In this paper, we mainly consider knowledge structures delineated by competence-based skill functions and minimal sets of skills for competence-based skill functions. Theorem 1 states that knowledge structures delineated by disjunctive competence-based skill functions are only concerned with atoms in competence spaces. Theorem 2 shows that knowledge structures delineated by conjunctive competence-based skill functions are only related to elements in some intersection generation groups. Besides, Theorem 3 reveals that knowledge structures delineated by competence-based skill functions are just in connection with competencies and weak competencies. Based on the theoretical results we obtained, we propose corresponding approaches for constructing knowledge structures from competence-based skill functions. These are different from the existing methods [26,27,28].

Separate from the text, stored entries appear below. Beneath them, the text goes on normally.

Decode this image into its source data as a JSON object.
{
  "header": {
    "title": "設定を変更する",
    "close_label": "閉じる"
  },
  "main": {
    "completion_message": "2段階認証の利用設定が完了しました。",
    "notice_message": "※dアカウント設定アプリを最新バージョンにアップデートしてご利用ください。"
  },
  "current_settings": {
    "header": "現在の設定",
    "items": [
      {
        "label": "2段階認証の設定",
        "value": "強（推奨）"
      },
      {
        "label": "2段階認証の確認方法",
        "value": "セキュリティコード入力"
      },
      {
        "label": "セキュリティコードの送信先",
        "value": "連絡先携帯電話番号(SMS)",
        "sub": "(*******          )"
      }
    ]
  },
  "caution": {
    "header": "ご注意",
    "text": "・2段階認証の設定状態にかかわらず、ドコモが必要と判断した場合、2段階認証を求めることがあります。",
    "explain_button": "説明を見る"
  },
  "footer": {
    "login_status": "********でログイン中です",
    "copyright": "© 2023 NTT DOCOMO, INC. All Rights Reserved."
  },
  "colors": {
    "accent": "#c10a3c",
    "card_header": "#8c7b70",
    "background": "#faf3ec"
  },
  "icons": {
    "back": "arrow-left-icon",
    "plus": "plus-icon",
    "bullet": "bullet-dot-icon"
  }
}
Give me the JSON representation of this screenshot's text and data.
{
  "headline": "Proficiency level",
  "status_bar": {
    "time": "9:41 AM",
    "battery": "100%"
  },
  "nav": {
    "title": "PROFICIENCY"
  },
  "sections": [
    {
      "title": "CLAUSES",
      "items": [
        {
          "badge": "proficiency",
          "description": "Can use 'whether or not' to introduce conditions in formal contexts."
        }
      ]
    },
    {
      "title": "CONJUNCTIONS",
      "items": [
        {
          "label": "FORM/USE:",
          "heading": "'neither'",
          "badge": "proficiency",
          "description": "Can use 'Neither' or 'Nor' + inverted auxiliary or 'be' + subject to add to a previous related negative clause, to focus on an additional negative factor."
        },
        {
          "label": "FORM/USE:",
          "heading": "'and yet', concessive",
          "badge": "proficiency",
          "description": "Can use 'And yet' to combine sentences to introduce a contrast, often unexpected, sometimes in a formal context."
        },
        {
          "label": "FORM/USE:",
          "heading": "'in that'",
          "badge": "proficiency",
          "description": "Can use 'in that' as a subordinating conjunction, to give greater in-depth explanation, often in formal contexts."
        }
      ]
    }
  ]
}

Given that for individuals, having more skills leads to solving more items. Thus, individuals tend to master the lesser or necessary skills for solving items. Note that in knowledge structures, some states delineated by competence states can be represented by ones delineated by some other competence states. This implies that maybe there are some reducible skills in the set of skills. So, we develop two theoretical results in Theorems 4 and 5 for this case, and then propose the corresponding algorithms to find the reducible skills and get minimal sets of skills for competence-based skill functions. When the reducible skills are moved, the relationship between items and skills can be represented without the knowledge structures being changed. For competence-based skill functions with finite skills, we can always find their minimal sets of skills with the smallest cardinality.